Ada yang mengatakan bahwa menggelembungnya persoalan Ahok ini karena ada pihak yang melakukan “propaganda yang masif” – logika “propaganda yang masif” ini diamini dan dipakai berulang-ulang oleh pihak-pihak yang setuju dengan premis ini—bahkan disamakan dengan propaganda ISIS. Konon katanya ISIS memiliki 50.00 akun twiter palsu. Dan dalam 1 minggu output ISIS muncul dalam 261 media dalam 6 bahasa. Ck..ck..ck…Rasanya demo 4 Nov tidak secanggih itu, akun-akun yang mengganti DP dengan tulisan Al-Maidah : 51 asli semua, karena kami mengenal orangnya. Bukannya yang canggih canggih seperti itu kerjaannya CIA dan Mossad? Bukannya yang gemar bikin akun-akun palsu itu kerjaannya Jasmev?

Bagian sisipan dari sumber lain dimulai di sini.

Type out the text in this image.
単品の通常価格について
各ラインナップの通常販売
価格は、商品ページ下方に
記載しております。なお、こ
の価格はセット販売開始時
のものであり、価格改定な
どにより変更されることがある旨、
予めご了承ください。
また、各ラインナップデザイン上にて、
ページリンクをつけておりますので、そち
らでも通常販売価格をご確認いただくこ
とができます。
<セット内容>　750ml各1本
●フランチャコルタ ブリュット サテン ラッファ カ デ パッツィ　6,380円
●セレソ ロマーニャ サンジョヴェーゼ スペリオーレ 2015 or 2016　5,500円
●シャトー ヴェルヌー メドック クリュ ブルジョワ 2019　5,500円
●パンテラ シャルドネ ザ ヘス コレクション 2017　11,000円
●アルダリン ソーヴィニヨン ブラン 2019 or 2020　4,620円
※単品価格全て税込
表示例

Ada yang mengatakan orang yang berdemo ini berotak kerdil. Ada yang mengatakan ternyata propaganda kehidupan akhirat lebih menakutkan daripada kehidupan dunia. Bagi orang ini, memang kehidupan akhirat tidak menakutkan. Mungkin dia tidak percaya surga dan neraka. Kehidupan akhirat pun disebut propaganda. Untung saja ia tidak menuduh Allah lah yang melakukan propaganda mengenai kehidupan akhirat. Ck..ck..ck..jangan-jangan kalian tidak percaya surga dan neraka?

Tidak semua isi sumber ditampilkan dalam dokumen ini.